Required Skills & Experience
- A minimum of 4 years of professional experience in data engineering, with at least 2 years specifically focused on master and reference data.
- Advanced expertise in Master Data Management (MDM) principles and best practices, with proven experience designing and implementing robust dimensional data models and architectural MDM solutions.
- Proficiency in a SQL-first development environment, with expert-level SQL skills for data modeling and transformations.
- Hands-on experience with modern cloud data platforms, particularly Databricks (for SQL notebooks, views, and dimensional modeling) and AWS RDS for PostgreSQL.
- Experience building and optimizing robust batch and streaming data pipelines.
- Proficiency in building and extending REST API endpoints on a PostgreSQL database to facilitate data synchronization and consumption by internal applications.
- Working knowledge of Python and Spark, utilized selectively for workloads where they are a better fit than SQL.
- Demonstrated ability in source system analysis, data profiling, and data mapping to ensure data integrity.
- Working knowledge of Agile/Scrum methodologies and familiarity with lifecycle management tools such as Jira and Confluence.
- Familiarity with software engineering best practices, including code reviews and CI/CD workflows (e.g., GitHub), and experience collaborating with platform teams on deployments.
- Strong business acumen, analytical skills, and intellectual curiosity with a high attention to detail
Nice to Have
- Professional experience within the logistics or supply chain industry.
- Experience implementing data quality frameworks and tools, such as dbt tests or Great Expectations.
- A foundational understanding of Generative AI concepts and their application in improving development efficiency, such as using built-in Databricks AI features.
- Hands-on experience with advanced Databricks features, including Unity Catalog for governance or Delta Live Tables (DLT) and Workflows for orchestration.
- Practical experience applying Generative AI for advanced data management tasks, such as PII detection or NLP-based entity resolution.
- Relevant professional certifications, such as Databricks Certified Data Engineer or AWS Certified Database - Specialty.

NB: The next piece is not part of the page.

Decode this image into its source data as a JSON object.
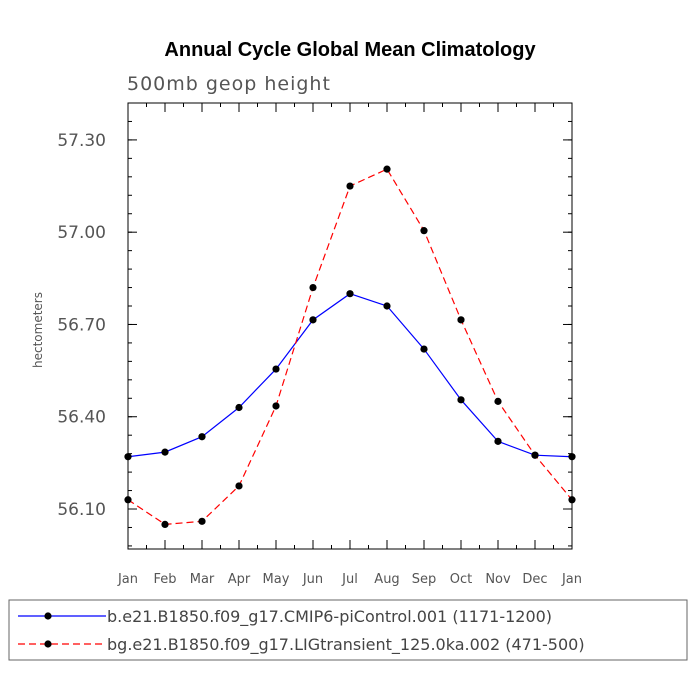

- Proven experience in mentoring other engineers or training business stakeholders and data stewards on data management best practices.
Soft Skills
- Exceptional Communication and Collaboration: Effectively articulate complex data concepts to diverse stakeholders, leading requirements gathering and collaborating closely with cross-functional teams, including platform and governance, to align on data strategies and processes.
- Leadership and Mentorship: Guide the design and development of master data solutions while actively sharing expertise, providing training, and promoting data management best practices to enhance data literacy across the organization.

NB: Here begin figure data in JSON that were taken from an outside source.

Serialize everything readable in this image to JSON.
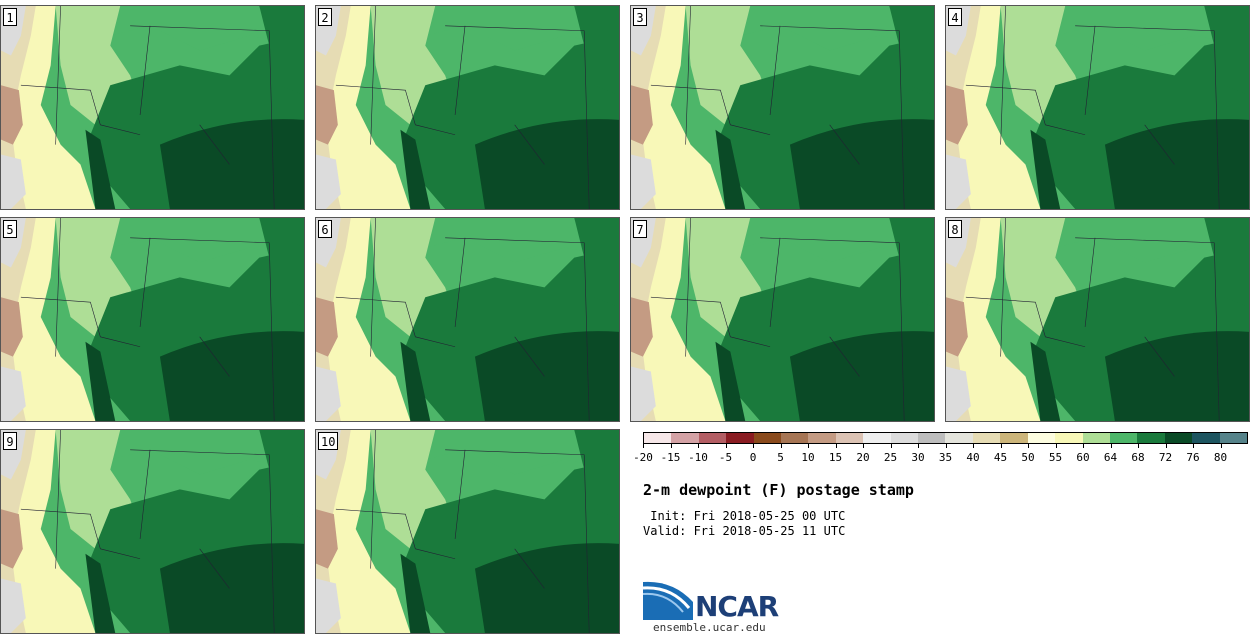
{
  "product": {
    "title": "2-m dewpoint (F) postage stamp",
    "init": " Init: Fri 2018-05-25 00 UTC",
    "valid": "Valid: Fri 2018-05-25 11 UTC"
  },
  "members": [
    {
      "label": "1"
    },
    {
      "label": "2"
    },
    {
      "label": "3"
    },
    {
      "label": "4"
    },
    {
      "label": "5"
    },
    {
      "label": "6"
    },
    {
      "label": "7"
    },
    {
      "label": "8"
    },
    {
      "label": "9"
    },
    {
      "label": "10"
    }
  ],
  "colorbar": {
    "ticks": [
      "-20",
      "-15",
      "-10",
      "-5",
      "0",
      "5",
      "10",
      "15",
      "20",
      "25",
      "30",
      "35",
      "40",
      "45",
      "50",
      "55",
      "60",
      "64",
      "68",
      "72",
      "76",
      "80"
    ],
    "colors": [
      "#f6e7e8",
      "#d4a2a5",
      "#b35d63",
      "#8a1c22",
      "#8a4a1c",
      "#a67554",
      "#c49b83",
      "#dcc3b4",
      "#efefef",
      "#dcdcdc",
      "#bdbdbd",
      "#e4e4dc",
      "#e6dcb4",
      "#ccb57a",
      "#fdfde0",
      "#f8f8b8",
      "#aede96",
      "#4db669",
      "#1a7a3c",
      "#0a4a26",
      "#1d5560",
      "#56838a"
    ]
  },
  "logo": {
    "name": "NCAR",
    "url": "ensemble.ucar.edu"
  }
}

- Analytical Acumen and Attention to Detail: Employ strong analytical and organizational skills to conduct meticulous source system analysis, data profiling, and mapping, with an intellectual curiosity to identify patterns and ensure the highest standards of data integrity.
- Autonomy and Adaptability: Demonstrate a proactive, self-starting approach to problem-solving, comfortably navigating ambiguity and adapting quickly to changing priorities in a dynamic, fast-paced environment.

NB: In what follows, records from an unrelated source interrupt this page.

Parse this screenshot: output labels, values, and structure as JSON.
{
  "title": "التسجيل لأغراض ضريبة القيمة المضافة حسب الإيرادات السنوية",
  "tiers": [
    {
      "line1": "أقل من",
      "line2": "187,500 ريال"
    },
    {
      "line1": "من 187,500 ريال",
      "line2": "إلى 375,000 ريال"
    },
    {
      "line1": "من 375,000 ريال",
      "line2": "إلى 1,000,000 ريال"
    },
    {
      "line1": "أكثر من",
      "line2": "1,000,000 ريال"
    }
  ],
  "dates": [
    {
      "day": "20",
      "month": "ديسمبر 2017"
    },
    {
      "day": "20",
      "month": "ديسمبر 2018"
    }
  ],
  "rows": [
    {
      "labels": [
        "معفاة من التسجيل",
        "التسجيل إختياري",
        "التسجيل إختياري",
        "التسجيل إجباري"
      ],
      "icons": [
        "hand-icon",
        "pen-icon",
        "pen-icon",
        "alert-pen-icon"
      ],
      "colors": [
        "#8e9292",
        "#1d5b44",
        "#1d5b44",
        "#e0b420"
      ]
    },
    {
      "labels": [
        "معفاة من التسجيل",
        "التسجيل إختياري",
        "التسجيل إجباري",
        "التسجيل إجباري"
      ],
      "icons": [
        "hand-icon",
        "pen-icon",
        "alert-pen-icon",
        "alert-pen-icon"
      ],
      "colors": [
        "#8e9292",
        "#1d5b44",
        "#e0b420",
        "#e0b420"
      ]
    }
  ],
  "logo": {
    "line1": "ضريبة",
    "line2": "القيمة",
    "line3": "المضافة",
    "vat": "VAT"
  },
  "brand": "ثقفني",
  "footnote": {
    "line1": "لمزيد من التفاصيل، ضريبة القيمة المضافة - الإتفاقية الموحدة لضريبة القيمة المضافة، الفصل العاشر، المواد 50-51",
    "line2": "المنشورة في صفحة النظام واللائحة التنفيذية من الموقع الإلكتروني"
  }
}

- Strong Sense of Ownership: Take full accountability for the end-to-end lifecycle of master data solutions, from initial design and modeling to managing the API endpoints that ensure data synchronization and integrity across systems.
Why You Will Love Working with Lean Tech
Join a powerful tech workforce and help us change the world through technology
- Collaborative work environment
- Professional development opportunities with international customers
- Career path and mentorship programs that will lead to new levels.
Join Lean Tech and contribute to shaping the data landscape within a dynamic and growing organization. Your skills will be honed, and your contributions will play a vital role in our continued success. Lean Tech is an equal opportunity employer. We celebrate diversity and are committed to creating an inclusive environment for all employees.